Filing jointly is also cheaper than filing separately.

Types of bankruptcy

There are two different kinds of bankruptcy you will need to choose between: Chapter 7 and Chapter 13. Filing for a Chapter 7 bankruptcy will give you a clean slate and fresh start by paying off all of your qualifying debt. Chapter 13 bankruptcy allows you to resolve all of your debt within three to five years. Both of these carry their own individual pros and cons, but if you plan on settling your divorce quickly, Chapter 7 bankruptcy is your best option. As long as you have a Chapter 13 bankruptcy open (the repaying of your debt), settling your divorce may be more complicated.

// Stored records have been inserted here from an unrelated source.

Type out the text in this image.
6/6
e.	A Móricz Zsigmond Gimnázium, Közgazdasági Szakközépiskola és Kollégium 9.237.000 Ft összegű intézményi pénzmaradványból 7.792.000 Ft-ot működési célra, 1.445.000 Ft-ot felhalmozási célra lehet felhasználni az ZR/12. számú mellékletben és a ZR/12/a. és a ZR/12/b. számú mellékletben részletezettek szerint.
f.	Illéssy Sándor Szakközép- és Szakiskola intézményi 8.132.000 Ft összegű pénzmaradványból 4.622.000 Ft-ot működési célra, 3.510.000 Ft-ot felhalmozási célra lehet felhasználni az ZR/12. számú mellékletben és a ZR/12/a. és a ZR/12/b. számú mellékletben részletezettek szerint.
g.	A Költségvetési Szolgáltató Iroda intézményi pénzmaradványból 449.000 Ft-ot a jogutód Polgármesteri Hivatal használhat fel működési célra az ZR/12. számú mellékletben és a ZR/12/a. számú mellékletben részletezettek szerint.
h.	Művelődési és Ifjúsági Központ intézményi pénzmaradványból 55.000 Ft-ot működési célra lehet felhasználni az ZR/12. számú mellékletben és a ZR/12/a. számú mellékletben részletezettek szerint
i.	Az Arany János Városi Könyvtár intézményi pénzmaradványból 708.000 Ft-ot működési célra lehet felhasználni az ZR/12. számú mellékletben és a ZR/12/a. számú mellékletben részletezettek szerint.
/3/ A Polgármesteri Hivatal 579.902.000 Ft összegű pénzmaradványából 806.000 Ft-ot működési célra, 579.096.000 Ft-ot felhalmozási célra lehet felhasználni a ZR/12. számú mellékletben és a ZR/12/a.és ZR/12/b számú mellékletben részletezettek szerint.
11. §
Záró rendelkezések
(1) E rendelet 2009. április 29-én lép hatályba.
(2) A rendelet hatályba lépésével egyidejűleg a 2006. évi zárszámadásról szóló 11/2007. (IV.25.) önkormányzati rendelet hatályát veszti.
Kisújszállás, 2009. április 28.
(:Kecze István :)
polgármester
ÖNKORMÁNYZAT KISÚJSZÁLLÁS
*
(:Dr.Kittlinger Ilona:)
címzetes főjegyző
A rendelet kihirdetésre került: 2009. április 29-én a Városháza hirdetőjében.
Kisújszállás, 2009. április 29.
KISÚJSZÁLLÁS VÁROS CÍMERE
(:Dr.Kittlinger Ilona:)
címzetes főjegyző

Chapter 7 income qualification

If you and your spouse settle on filing jointly under Chapter 7 bankruptcy, then you’ll need to take a look at the income cap for your state to see if you actually qualify. If your incomes combined are too high for you to qualify, then it might be in your best interest to file for bankruptcy after your divorce is official and each spouse has their own separate household.

Debts not included in bankruptcy

Some couples think that declaring bankruptcy is the cure all for every debt they owe. Unfortunately, not all debts can be eliminated. Types of non-qualifying debts include:

  • Court fines or penalties

  • Child support

  • Alimony

  • Student loans

Intermixing bankruptcy with divorce can be complicated. If you have any questions, or hesitations, seek the assistance of an attorney who has experience with both bankruptcy and family law.